A gauge of Americans who signed contracts to buy homes fell in April from nearly a two-year high in the previous month. The decline was the biggest in a year.
Still, sales are well ahead of last year's level for the same month, suggesting the housing market is improving slowly.
The National Association of Realtors said Wednesday that its index of sales agreements dropped to 95.5, down from March's reading of 101.1.
A reading of 100 is considered healthy. One year ago, the level was 83.5.
Contract signings typically indicate where the housing market is headed. There's a one- to two-month lag between a signed contract and a completed deal.
The decline could be a sign that a milder winter accelerated some home sales that normally take place in the spring.
Ian Shepherdson, chief U.S. economist at High Frequency Economics, said pending home sales rose in the first quarter of the year at a 28 percent annualized rate. Most economists were expecting a decline in April.
"The decline is bigger than we expected, but the underlying upward trend is still intact," Shepherdson said.
Contract signings rose 0.9 percent in the Northeast in April from March.
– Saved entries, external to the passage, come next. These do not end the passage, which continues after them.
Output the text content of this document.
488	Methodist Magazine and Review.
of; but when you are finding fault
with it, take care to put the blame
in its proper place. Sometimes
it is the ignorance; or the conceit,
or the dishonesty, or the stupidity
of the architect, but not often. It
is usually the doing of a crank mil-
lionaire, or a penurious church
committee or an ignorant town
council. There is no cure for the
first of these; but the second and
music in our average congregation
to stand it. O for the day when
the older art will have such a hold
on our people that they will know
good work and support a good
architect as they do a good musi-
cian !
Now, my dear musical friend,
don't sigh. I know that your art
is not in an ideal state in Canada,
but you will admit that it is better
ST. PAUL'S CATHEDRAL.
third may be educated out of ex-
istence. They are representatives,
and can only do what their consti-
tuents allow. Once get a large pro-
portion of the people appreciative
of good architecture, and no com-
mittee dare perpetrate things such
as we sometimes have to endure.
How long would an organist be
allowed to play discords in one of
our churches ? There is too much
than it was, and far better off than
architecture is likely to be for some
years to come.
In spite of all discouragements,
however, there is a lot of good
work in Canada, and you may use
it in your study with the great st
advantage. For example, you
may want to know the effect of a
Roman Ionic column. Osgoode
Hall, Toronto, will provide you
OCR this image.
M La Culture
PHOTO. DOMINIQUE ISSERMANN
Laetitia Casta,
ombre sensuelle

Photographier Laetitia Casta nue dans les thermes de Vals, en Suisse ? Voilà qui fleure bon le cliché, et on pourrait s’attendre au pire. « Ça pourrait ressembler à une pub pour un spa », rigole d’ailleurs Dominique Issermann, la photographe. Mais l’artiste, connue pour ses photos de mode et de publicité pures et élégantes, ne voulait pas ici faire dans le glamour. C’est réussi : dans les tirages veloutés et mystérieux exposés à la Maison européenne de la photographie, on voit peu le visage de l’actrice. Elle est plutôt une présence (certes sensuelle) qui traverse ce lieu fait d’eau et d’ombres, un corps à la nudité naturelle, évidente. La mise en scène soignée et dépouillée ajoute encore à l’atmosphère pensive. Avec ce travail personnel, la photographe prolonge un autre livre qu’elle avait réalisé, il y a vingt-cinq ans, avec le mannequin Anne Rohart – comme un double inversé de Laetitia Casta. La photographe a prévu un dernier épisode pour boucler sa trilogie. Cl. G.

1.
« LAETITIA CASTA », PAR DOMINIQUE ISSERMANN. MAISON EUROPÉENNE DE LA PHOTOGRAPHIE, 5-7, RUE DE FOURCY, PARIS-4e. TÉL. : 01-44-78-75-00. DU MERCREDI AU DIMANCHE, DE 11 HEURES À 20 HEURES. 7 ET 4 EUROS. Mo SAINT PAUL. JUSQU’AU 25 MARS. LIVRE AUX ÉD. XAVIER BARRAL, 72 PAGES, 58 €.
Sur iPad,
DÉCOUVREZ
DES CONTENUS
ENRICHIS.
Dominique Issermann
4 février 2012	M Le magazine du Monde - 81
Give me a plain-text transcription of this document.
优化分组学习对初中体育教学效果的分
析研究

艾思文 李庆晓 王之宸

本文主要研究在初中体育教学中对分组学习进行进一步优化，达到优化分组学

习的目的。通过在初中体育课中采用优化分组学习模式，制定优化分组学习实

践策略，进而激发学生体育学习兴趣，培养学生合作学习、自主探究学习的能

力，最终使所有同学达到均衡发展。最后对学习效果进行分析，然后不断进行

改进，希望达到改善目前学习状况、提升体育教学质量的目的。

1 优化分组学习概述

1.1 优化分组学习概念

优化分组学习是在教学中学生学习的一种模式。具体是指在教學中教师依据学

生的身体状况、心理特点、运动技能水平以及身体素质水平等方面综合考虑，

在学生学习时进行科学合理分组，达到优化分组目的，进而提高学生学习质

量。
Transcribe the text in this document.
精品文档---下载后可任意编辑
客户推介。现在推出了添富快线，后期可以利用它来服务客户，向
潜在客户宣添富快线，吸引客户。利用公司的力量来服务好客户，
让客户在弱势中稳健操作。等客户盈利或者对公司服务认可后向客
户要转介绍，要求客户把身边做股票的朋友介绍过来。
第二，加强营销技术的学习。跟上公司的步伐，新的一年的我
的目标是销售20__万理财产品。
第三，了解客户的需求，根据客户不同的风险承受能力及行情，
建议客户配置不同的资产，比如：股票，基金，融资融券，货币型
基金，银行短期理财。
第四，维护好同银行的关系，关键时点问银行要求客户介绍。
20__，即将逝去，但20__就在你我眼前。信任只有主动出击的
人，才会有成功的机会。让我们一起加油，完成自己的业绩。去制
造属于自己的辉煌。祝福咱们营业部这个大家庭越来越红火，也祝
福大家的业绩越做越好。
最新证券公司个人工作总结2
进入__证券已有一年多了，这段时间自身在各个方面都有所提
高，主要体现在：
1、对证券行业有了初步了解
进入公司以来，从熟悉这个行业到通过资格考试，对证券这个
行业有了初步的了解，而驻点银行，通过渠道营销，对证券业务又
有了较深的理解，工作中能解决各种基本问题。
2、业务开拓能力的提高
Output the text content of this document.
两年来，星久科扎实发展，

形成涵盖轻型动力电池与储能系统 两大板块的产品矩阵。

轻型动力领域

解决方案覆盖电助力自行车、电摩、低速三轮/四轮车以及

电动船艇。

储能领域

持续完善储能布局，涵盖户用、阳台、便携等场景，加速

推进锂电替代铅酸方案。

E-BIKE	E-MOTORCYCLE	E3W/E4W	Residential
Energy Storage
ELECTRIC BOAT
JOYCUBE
But they fell in the other three regions. The biggest decline was in the West, where signings fell 12 percent. Signings dropped 6.8 percent in the South and 0.3 percent in the Midwest. Still, all four regions reported higher sales activity last month than in April 2011.
The March national reading was the highest since April 2010, the final month that Americans could qualify for a federal home-buying tax credit.
That helped drive completed sales of both previously occupied homes and new homes in April near two-year highs.
Home prices rose in March from February in most major U.S. cities for the first time in seven months, according to the Standard and Poor's/Case-Shiller index.
While the nation's weaker cities pushed the overall price index down to its lowest level since the housing bubble, price declines have slowed nationally and prices rose in 12 of 20 major markets.
Modest sales and rising prices add to other encouraging signs for the housing market, which has mostly slumped since the bubble burst five years ago.
Builders are breaking ground on more homes and requesting more permits to build single-family homes later this year.
Long-term mortgage rates have never been lower. The average rate on the 30-year fixed mortgage fell to 3.78 percent last week, the lowest since long-term rates began in the 1950s.
Still, the pace of home sales remains well below healthy levels. Economists say it could be years before the market is fully healed.
Many people are having difficulty qualifying for loans. Or they can't afford larger down payments required by banks. Some would-be buyers are holding off because they fear prices could keep falling.
A better job market has made more people at least open to buying. Employers have added 1 million jobs in the past five months, though the gains slowed in April and March. The unemployment has dropped a full percentage point since August, from 9.1 percent to 8.1 percent in April.
Economists estimate that employers will have added 160,000 jobs this month. The government will issue the May jobs report on Friday.